Buona la seconda! Altri cinque gol segnati e tre punti in saccoccia: Conte non poteva chiedere inizio migliore ai suoi, in vista del primo big match stagionale con la Lazio. Nel recupero della gara con il Benevento, l’Inter é semplicemente feroce, strabordante con la palla tra i piedi: 5 gol al 90’ sono anche pochi, per il doppio errore di Vidal (di testa) e Perisic (piatto sinistro). Per gli errori del portiere, dalla rete annullata a Lukaku per fallo inesistente sul portiere e per il rigore non fischiato per un tocco in area dei padroni di casa. Tanta, tanta Inter quando c’è da costruire: nel post partita Conte si è soffermato ad analizzare gli schieramenti ibridi, da vertice basso a vertice alto: altro indicatore dell’abbondanza che sta vivendo la rosa di Conte, capace di adattarsi alle situazioni e sprigionare folate offensive che hanno pochi eguali in Serie A.
Ora Conte dovrà essere bravo a trovare l’equilibrio: nelle rotazioni, perché cambiare 7 giocatori a partite potrebbe non essere sostenibile. E in questa squadra, dove tutti sembrano pronti a tutto pur di scendere in campo, lasciare fuori qualcuno può essere delittuoso. Ma soprattutto Conte deve ritrovare l’equilibrio in fase di non possesso, perché anche stasera un gol del Benevento é arrivato in maniera troppo, troppo facile: se la prima rete di Caprari l’Inter se l’é fatta da sola con la combi di errori Handanovic-Gagliardini, nella ripresa la difesa é stata tagliata in due e l’ex Sampdoria ha trovato la rete nel più facile dei modi. Aver rimesso al proprio posto Skriniar e De Vrij ha ridato fiducia, probabilmente con l’inserimento di Bastoni a ricomporre uno dei terzetti difensivi più efficienti dell’anno scorso riporterà ulteriori ingranaggi nell’indice contiano. Che ora é chiamato a una grande prova
IL MAGO - L’uomo copertina, il deus ex machina della vittoria con il Benevento è Alexis Sanchez, senza ombra di dubbio. Con il pantaloncino sinistro alzato sulla coscia e il suo passo cadenzato, il Nino Maravilla disegna calcio per novanta minuti, con una fame che sembrava essersi smarrita dopo la parentesi allo United. Sanchez lotta, corre e si guadagna la fiducia di Conte e dei compagni: i suoi passaggi illuminano il campo e creano occasioni. Gli manca un pizzico di fortuna per trovare il gol, ma se riuscirà a preservarsi Sanchez è pronto a una stagione da protagonista.

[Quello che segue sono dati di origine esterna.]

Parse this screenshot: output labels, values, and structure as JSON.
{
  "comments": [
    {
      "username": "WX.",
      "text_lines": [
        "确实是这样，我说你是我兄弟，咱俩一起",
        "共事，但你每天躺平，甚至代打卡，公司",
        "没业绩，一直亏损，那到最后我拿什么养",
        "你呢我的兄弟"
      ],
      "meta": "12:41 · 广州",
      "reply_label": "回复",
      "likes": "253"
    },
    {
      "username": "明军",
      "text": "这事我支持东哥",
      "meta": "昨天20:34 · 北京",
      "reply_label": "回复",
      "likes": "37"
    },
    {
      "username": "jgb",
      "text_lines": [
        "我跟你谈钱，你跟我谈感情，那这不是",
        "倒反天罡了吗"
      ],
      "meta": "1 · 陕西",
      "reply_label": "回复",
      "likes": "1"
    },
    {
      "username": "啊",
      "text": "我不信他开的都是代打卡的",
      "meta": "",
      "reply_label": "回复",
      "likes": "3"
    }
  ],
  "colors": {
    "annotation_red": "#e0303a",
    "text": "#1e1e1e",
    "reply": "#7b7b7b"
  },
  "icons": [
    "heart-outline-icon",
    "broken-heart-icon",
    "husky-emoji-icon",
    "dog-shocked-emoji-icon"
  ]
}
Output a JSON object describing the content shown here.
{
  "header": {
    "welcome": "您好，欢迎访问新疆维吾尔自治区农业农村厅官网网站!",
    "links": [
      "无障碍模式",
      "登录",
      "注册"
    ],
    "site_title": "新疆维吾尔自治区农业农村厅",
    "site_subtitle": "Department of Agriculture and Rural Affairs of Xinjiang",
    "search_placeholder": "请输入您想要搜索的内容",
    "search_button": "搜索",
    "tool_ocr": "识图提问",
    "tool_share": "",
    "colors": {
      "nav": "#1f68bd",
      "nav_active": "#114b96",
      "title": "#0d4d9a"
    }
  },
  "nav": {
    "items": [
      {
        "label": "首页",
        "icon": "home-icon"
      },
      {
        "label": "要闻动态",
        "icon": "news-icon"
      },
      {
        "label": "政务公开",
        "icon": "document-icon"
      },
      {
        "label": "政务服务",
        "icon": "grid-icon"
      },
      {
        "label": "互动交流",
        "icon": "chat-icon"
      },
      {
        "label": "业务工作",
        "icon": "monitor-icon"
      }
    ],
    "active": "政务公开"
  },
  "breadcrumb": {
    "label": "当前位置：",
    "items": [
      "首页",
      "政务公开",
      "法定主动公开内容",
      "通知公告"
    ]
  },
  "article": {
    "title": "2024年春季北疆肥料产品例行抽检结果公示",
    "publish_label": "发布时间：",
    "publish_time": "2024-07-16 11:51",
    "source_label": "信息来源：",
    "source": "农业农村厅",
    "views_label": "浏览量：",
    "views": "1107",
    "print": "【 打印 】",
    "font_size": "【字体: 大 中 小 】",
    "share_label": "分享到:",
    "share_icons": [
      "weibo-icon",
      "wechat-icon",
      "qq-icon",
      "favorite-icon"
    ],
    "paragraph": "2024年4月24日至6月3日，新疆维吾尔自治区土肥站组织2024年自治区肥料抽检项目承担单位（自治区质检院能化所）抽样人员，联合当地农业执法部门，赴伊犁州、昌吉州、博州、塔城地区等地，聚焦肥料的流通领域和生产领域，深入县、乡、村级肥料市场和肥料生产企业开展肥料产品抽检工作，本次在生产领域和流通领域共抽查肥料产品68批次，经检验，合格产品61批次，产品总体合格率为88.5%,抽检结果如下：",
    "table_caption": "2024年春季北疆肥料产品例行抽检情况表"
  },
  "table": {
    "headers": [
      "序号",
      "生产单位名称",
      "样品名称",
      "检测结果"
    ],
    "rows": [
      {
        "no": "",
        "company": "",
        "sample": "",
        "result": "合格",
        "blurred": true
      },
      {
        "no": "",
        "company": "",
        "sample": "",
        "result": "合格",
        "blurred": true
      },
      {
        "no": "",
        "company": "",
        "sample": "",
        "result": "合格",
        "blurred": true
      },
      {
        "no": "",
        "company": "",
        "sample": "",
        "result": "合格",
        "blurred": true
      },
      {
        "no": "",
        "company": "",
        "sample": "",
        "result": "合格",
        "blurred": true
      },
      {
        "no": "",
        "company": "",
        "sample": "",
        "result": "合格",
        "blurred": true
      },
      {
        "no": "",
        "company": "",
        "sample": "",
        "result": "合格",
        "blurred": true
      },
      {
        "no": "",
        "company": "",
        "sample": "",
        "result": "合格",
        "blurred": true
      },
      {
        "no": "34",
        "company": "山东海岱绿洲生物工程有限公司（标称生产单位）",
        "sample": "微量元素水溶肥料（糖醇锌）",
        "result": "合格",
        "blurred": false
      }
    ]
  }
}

LA FURIA - Sugli scudi della gara contro il Benevento è finito anche Roberto Gagliardini che dopo aver giocato da titolare tutte le gare post lockdown si era accomodato in panchina nell’esordio della stagione contro la Fiorentina. E che partita del Gaglia: pressa e lotta su ogni pallone, iniziando (e rifinendo) l’azione del suo primo gol dell’anno, una volèe in area di rigore.
Un giocatore delle sue caratteristiche è necessario negli schemi di Conte e, pur avendo dimostrato evidenti limiti in fase di impostazione e di decision making, Gaglia può avere ancora un ruolo nella rosa interista: tarandosi sugli avversari di questo livello, può essere un valore aggiunto per ampliare le rotazioni e toccare picchi di rendimento inaspettati.
LA FRECCIA - Il volto della nuova Inter di Antonio Conte si trova sulla fascia destra, a fare su e giù senza tregua per novanta minuti. E dire che gli sono bastati pochi secondi per fare la differenza: dopo 15’, Hakimi era già lanciato a rete a imboccare Lukaku per il più facile dei tap-in. La sensazione è che quest’anno il belga potrà beneficiare molto di questa situazione di gioco in cui l’ex giocatore del Borussia Dortmund è semplicemente devastante: imprendibile nello stretto e capace di coprire a grandi falcate enormi porzioni di campo.
La maglia numero 2 scatta e, quando lo fa, è spesso imprendibile: “Hakimi è stato l’investimento di questa stagione”, ha dichiarato Conte. Convinto e coccolato, ora è pronto a sprigionare tutto il suo potenziale. In meno di 120’ di gioco, ha già segnato un gol e regalato due assist. E la sensazione è che sia per lui sia per l’Inter, questo possa essere solo l’inizio.